Miniseries Guns explores rising violence

The morbid thought that some of their daughters' friends and classmates might end up victims to increasing gun violence led husband-and-wife filmmakers David Sudz Sutherland and Jennifer Holness to create the dramatic new CBC-TV miniseries Guns.
TV and film director Sutherland (Love, Sex and Eating the Bones, Toronto Stories) says that gun violence has escalated to become a problem for Canadians everywhere, not simply relegated to "bad" areas.
At a recent event with the Toronto couple's five-year-old daughter, Sutherland recalled thinking "Which one of these five-year-olds will end up lying in an alley alone?" he told CBC Radio's Metro Morning on Thursday.
"You read the paper and you see these faces over and over again. These young men, invariably, they were all five years old at one time," he said.
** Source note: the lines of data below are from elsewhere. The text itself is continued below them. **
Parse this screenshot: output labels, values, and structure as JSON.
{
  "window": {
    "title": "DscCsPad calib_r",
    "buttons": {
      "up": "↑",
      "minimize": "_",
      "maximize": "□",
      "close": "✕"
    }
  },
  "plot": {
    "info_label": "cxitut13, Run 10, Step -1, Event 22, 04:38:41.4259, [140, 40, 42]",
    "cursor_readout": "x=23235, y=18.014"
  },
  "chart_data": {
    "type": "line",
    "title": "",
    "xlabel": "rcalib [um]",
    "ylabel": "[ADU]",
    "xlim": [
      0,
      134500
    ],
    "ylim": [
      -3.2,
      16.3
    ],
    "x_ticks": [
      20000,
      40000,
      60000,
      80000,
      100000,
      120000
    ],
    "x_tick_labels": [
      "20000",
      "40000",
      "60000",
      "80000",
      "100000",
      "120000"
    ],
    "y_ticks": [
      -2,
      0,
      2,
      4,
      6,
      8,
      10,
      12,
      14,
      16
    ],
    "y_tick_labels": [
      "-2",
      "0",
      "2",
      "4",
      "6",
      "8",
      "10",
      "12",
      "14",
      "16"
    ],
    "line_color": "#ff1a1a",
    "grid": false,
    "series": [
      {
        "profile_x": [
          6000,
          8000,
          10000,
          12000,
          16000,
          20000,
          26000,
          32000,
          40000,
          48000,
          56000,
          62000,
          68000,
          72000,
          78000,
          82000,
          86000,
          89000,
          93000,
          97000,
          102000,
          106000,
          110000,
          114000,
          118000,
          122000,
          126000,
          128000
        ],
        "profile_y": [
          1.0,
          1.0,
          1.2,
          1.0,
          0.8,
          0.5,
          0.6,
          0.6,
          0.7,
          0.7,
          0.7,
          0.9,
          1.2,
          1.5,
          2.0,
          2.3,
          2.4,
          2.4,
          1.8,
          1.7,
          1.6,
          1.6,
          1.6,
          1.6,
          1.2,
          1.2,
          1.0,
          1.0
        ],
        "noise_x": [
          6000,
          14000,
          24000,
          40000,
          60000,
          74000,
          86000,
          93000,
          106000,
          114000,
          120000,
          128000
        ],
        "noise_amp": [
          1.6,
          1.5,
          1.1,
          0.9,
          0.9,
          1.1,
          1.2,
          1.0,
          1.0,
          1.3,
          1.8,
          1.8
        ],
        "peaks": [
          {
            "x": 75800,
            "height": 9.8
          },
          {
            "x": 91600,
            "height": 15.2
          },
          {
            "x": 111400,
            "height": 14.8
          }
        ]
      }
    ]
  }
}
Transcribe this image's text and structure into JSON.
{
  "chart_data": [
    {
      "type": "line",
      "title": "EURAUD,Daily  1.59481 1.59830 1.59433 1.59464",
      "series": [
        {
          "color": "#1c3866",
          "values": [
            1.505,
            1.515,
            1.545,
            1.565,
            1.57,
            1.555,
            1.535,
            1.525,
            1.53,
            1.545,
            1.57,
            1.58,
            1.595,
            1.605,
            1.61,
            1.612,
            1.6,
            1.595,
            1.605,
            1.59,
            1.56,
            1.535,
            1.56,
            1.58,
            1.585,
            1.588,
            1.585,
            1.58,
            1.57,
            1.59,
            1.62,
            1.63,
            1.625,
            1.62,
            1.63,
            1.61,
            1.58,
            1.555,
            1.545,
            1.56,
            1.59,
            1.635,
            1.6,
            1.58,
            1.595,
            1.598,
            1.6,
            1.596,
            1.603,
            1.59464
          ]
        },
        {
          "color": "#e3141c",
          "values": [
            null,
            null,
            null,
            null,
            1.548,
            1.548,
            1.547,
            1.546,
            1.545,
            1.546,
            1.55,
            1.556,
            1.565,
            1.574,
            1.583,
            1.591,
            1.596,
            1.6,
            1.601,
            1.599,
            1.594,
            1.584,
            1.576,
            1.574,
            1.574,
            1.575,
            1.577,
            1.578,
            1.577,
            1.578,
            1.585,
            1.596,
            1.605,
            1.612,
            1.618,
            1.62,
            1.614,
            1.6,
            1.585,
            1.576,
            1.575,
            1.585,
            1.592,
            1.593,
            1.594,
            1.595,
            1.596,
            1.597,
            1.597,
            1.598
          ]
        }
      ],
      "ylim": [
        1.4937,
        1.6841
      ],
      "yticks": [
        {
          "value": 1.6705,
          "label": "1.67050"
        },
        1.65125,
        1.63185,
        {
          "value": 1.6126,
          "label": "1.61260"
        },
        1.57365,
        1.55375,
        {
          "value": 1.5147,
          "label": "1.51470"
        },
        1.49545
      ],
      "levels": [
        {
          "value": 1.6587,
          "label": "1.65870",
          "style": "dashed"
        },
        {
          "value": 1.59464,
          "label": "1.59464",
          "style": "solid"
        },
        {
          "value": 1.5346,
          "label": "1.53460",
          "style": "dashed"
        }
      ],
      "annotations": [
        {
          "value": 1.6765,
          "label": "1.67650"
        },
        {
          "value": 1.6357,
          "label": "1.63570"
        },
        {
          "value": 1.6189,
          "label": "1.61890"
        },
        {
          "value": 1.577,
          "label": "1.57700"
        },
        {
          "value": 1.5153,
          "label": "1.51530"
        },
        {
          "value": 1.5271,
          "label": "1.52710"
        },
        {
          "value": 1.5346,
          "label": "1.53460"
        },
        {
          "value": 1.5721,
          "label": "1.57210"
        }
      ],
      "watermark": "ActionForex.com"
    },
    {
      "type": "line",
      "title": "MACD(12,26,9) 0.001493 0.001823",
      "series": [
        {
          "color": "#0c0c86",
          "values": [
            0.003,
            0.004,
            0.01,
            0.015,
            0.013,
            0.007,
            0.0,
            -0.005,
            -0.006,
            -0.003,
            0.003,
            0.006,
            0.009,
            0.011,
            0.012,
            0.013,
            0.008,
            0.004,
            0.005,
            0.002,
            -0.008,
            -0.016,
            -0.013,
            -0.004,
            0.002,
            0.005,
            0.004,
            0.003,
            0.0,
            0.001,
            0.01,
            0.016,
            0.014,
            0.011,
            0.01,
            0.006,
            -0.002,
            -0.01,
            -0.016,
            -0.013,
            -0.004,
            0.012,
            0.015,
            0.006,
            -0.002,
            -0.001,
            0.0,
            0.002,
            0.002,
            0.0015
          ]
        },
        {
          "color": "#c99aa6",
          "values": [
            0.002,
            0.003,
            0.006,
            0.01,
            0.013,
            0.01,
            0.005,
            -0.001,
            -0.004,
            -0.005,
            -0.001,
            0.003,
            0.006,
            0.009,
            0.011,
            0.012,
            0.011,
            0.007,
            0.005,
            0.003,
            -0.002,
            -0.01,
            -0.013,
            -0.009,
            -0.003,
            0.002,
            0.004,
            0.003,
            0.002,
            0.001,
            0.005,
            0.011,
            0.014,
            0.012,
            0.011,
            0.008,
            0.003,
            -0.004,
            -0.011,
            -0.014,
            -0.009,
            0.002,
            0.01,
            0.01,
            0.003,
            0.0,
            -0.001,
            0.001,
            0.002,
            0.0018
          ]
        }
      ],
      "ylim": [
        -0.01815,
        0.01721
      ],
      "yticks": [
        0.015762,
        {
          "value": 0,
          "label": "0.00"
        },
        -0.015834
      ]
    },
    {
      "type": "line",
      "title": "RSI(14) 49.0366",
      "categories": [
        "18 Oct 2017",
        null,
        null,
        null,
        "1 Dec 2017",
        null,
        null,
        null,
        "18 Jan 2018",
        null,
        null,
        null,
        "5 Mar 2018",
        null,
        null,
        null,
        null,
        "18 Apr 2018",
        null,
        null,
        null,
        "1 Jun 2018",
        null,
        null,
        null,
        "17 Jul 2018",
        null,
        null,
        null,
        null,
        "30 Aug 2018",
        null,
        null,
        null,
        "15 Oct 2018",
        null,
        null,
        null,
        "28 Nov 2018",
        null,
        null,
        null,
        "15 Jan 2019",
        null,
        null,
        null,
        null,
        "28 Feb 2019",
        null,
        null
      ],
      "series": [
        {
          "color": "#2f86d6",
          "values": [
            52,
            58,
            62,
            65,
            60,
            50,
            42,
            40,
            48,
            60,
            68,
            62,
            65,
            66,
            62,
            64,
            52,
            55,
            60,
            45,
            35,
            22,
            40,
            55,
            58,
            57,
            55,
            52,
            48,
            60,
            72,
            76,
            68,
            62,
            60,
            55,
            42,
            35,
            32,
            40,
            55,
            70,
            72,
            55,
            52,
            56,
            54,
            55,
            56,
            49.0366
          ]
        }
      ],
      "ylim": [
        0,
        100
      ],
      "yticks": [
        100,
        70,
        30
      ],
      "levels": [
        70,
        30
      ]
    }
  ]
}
Both director Sutherland and Holness, who produced the two-part, four-hour miniseries, recall how foreign and unusual gun violence was when they were growing up in Toronto just 20 years ago.
"I actually grew up in a sort of not-so-nice neighbourhood, as they say, but I had a great childhood. Part of that was because we could go out there and play. I don't trust that my children are actually safe out there ... if they’re not directly involved in things, they could just be innocent bystanders," Holness said.
"When I was a kid, [gun violence] just never happened," said Sutherland, who added that researching the drama proved eye-opening when he learned, for instance, that nowadays young people can rent guns for a weekend, like DVDs.
"That led us to the question: where are these guns coming from? So we wanted to do a story — a dramatic story, an exciting dramatic story — that explored these questions."
The miniseries, which features such Canadian stars as Colm Feore, Shawn Doyle and Elisha Cuthbert, attempts to explore the issue of illegal gun trafficking and the greater impact it has on entire communities and cities.
"It looks at the problem from different levels," Holness said, "the people who are actually bringing in the guns as well as the people who are impacted — just everyday people and people on the street."
Guns begins on CBC Television Sunday at 8 p.m., with the second part to follow Monday at 8 p.m.